RESULT: There is no significant difference in BMI (body mass index), mean age, or blood pressure between the control group and the young diabetic group. There were no differences in age, total and LDL cholesterol levels or body mass index between the groups of postmenopausal women (P<0.05). However, the HDL cholesterol level was found to be significantly lower in postmenopausal women with diabetes than in normal postmenopausal women (respectively, a mean+/-SD; 38.95+/-11.96 mg/dl vs. 52.20+/-9.55 mg/dl, P<0.05). The FMD of young diabetic patients is slightly lower than that of age-matched young healthy controls (healthy control: 8.9+/-2.7%, young diabetic patients: 6.3+/-2.1%, P<0.05). There was no difference in endothelial independent vasodilation between the control group and the young diabetic group. The IRT of FMD was significantly shorter in the healthy control group than in the young diabetic group (healthy control: 20.4+/-2.8 s, diabetic group: 29.5+/-5.4 s, P<0.0001). In contrast, the IRT of EID was no different between the two groups. The IRT of FMD showed a significant negative correlation with FMD (r=-0.61, P<0.01) and a significant negative correlation with high-density lipoprotein (HDL) cholesterol (r=-0.68, P<0.0001). The basal endothelium dependent vascular reactivity was significantly decreased in postmenopausal women with diabetes compared with normal postmenopausal women (8.0+/-3.9 vs. 13.7+/-6.2%, P<0.05). Estrogen supplementation increased endothelium dependent vasodilation not only in postmenopausal women with diabetes (from 8.0+/-3.9 to 15.1+/-4.0%, P<0.05) but also in normal postmenopausal women (from 13.7+/-6.2 to 20.1+/-4.7%, P<0.05).

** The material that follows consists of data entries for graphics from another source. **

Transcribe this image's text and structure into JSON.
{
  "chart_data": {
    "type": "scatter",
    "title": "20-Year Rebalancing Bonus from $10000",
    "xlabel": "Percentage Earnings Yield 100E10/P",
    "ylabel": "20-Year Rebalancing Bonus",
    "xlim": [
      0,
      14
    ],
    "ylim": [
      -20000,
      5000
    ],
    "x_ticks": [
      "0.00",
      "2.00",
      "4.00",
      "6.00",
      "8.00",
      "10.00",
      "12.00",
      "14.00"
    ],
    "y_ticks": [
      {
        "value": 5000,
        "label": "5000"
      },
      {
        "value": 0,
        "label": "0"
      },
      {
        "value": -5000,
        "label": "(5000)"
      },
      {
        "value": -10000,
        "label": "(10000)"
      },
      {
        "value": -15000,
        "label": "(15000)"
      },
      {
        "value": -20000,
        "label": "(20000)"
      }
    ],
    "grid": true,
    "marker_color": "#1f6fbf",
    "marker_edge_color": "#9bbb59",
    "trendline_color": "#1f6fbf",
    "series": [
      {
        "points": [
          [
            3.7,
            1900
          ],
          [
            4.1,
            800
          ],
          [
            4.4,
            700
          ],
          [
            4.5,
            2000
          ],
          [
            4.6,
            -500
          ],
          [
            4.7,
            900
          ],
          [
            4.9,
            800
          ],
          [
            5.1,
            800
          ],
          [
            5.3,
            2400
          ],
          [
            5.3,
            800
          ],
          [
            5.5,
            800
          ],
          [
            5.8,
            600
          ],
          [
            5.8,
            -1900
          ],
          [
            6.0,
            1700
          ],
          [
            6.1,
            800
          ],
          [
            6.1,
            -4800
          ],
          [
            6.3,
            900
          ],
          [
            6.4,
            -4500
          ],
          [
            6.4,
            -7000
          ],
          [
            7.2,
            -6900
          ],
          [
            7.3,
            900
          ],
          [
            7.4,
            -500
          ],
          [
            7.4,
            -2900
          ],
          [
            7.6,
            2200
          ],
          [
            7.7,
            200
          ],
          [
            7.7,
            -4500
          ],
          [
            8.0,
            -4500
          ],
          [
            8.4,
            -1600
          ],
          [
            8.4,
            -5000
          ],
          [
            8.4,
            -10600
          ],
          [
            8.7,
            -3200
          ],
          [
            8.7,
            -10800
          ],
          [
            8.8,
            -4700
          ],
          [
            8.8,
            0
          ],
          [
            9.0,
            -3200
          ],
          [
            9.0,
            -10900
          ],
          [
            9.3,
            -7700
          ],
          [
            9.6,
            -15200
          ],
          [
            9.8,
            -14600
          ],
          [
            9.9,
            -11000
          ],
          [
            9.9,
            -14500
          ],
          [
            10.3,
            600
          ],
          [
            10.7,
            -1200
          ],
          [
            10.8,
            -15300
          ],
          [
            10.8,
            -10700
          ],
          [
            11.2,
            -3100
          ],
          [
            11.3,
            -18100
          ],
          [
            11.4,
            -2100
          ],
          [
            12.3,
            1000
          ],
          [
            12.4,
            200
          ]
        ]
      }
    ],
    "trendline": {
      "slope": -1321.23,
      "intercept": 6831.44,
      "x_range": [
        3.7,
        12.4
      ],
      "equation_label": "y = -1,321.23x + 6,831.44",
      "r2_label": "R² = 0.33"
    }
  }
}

In contrast, the responses to sublingual nitroglycerin were comparable between postmenopausal women with diabetes (from 21.1+/-6.0 to 22.1+/-4.1%, P>0.05) and normal postmenopausal women (from 25.8+/-7.8 to 25.2+/-4.5%, P>0.05), both before and after estrogen supplementation.

CONCLUSION: These findings indicate that in addition to the percentage change in FMD, lag time from base line to initial response time (IRT) of FMD is a good indicator for evaluation of endothelial dysfunction. Also, this new parameter may be a more sensitive parameter for differentiation between the diseased state and the normal state of the endothelium than percentage changes in FMD. In terms of postmenopausal women, endothelial dysfunction was prominent in women with diabetes and was significantly improved by estrogen but not reversed. These results suggest that other factors in addition to estrogen deficiency play a role in endothelial dysfunction in postmenopausal women with diabetes mellitus.